Scatter Plot X3 (absences) vs Y1 (G1) & Y2 (G2) - Keseluruhan

p_lin_G1 <- ggplot(df, aes(x = absences, y = G1)) +
  geom_point(alpha = 0.4, size = 2, color = "#7B1FA2") +
  geom_smooth(method = "lm",  se = TRUE, color = "#7B1FA2",
              linewidth = 1.2, linetype = "solid") +
  geom_smooth(method = "loess", se = FALSE, color = "gray40",
              linewidth = 0.9, linetype = "dashed") +
  labs(
    title    = "Linearitas X3 (absences) → Y1 (G1)",
    subtitle = "Ungu = garis regresi linear | Abu = LOESS (non-linear smoother)",
    x = "X3: Jumlah Absen (absences)",
    y = "Y1: Nilai Periode 1 (G1)"
  ) +
  theme_minimal(base_size = 13)

p_lin_G2 <- ggplot(df, aes(x = absences, y = G2)) +
  geom_point(alpha = 0.4, size = 2, color = "#0288D1") +
  geom_smooth(method = "lm",  se = TRUE, color = "#0288D1",
              linewidth = 1.2, linetype = "solid") +
  geom_smooth(method = "loess", se = FALSE, color = "gray40",
              linewidth = 0.9, linetype = "dashed") +
  labs(
    title    = "Linearitas X3 (absences) → Y2 (G2)",
    subtitle = "Biru = garis regresi linear | Abu = LOESS (non-linear smoother)",
    x = "X3: Jumlah Absen (absences)",
    y = "Y2: Nilai Periode 2 (G2)"
  ) +
  theme_minimal(base_size = 13)

grid.arrange(p_lin_G1, p_lin_G2, ncol = 2,
             top = "Uji Linearitas: X3 (absences) vs Y1 (G1) & Y2 (G2)")

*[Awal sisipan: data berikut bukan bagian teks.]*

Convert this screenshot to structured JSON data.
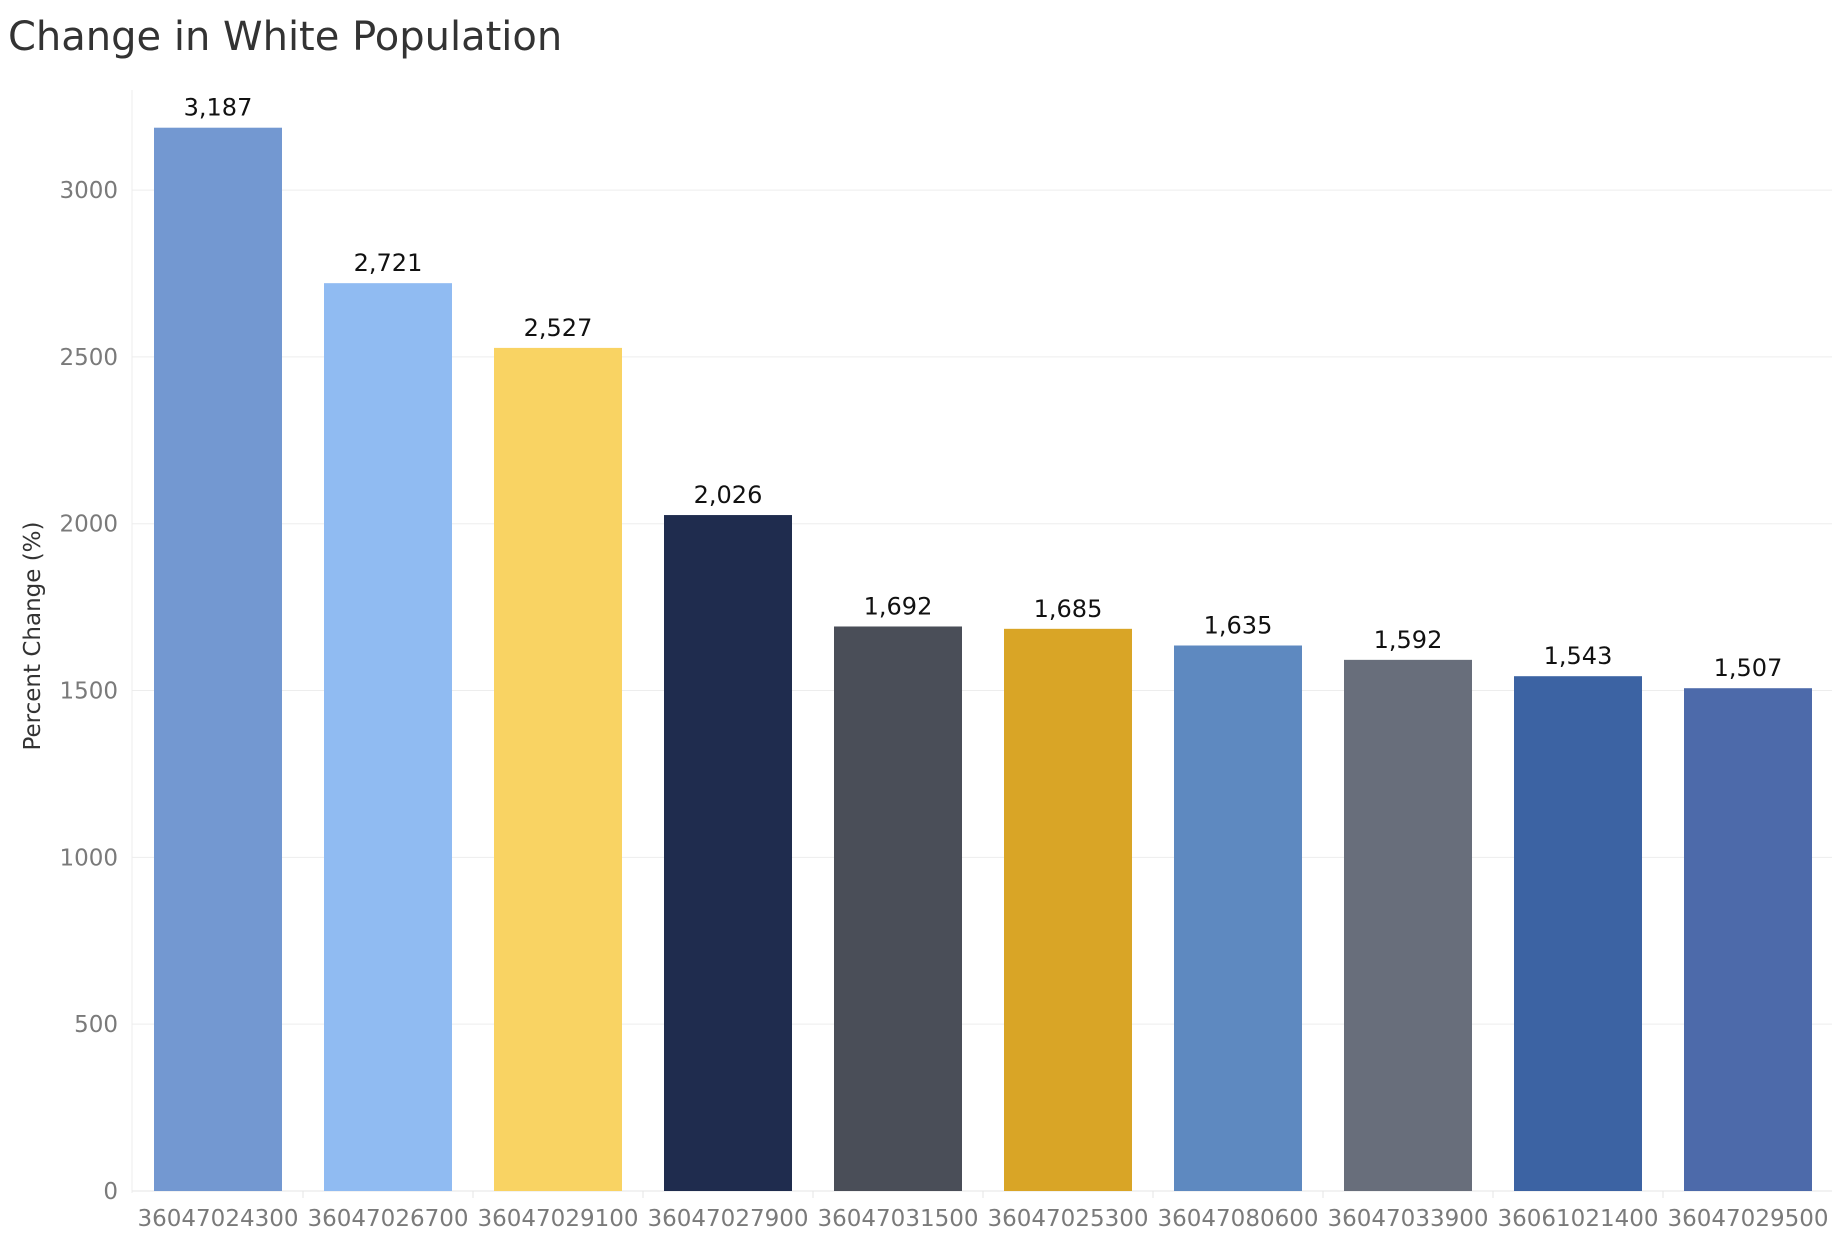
{
  "chart_data": {
    "type": "bar",
    "title": "Change in White Population",
    "xlabel": "",
    "ylabel": "Percent Change (%)",
    "ylim": [
      0,
      3300
    ],
    "yticks": [
      0,
      500,
      1000,
      1500,
      2000,
      2500,
      3000
    ],
    "grid": true,
    "categories": [
      "36047024300",
      "36047026700",
      "36047029100",
      "36047027900",
      "36047031500",
      "36047025300",
      "36047080600",
      "36047033900",
      "36061021400",
      "36047029500"
    ],
    "values": [
      3187,
      2721,
      2527,
      2026,
      1692,
      1685,
      1635,
      1592,
      1543,
      1507
    ],
    "value_labels": [
      "3,187",
      "2,721",
      "2,527",
      "2,026",
      "1,692",
      "1,685",
      "1,635",
      "1,592",
      "1,543",
      "1,507"
    ],
    "colors": [
      "#7398d1",
      "#90bbf2",
      "#f9d363",
      "#1f2c4e",
      "#4a4e58",
      "#d9a526",
      "#5e89c0",
      "#686e7b",
      "#3c63a3",
      "#4d6aaa"
    ]
  }
}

## `geom_smooth()` using formula = 'y ~ x'
## `geom_smooth()` using formula = 'y ~ x'
## `geom_smooth()` using formula = 'y ~ x'
## `geom_smooth()` using formula = 'y ~ x'

Scatter Plot per Grup X1 (sex)

p_lins_G1 <- ggplot(df, aes(x = absences, y = G1, color = sex)) +
  geom_point(alpha = 0.4, size = 2) +
  geom_smooth(method = "lm", se = TRUE, linewidth = 1.1, aes(fill = sex)) +
  scale_color_manual(values = c("Perempuan" = "#E91E8C", "Laki-laki" = "#1976D2")) +
  scale_fill_manual(values  = c("Perempuan" = "#E91E8C", "Laki-laki" = "#1976D2")) +
  labs(
    title    = "Linearitas per X1 (sex) → Y1 (G1)",
    subtitle = "Garis regresi terpisah per grup",
    x = "X3: Absences", y = "Y1: G1", color = "Sex", fill = "Sex"
  ) +
  theme_minimal(base_size = 12) +
  theme(legend.position = "bottom")

p_lins_G2 <- ggplot(df, aes(x = absences, y = G2, color = sex)) +
  geom_point(alpha = 0.4, size = 2) +
  geom_smooth(method = "lm", se = TRUE, linewidth = 1.1, aes(fill = sex)) +
  scale_color_manual(values = c("Perempuan" = "#E91E8C", "Laki-laki" = "#1976D2")) +
  scale_fill_manual(values  = c("Perempuan" = "#E91E8C", "Laki-laki" = "#1976D2")) +
  labs(
    title    = "Linearitas per X1 (sex) → Y2 (G2)",
    subtitle = "Garis regresi terpisah per grup",
    x = "X3: Absences", y = "Y2: G2", color = "Sex", fill = "Sex"
  ) +
  theme_minimal(base_size = 12) +
  theme(legend.position = "bottom")

grid.arrange(p_lins_G1, p_lins_G2, ncol = 2,
             top = "Linearitas X3 → Y1 & Y2 per Grup X1 (sex)")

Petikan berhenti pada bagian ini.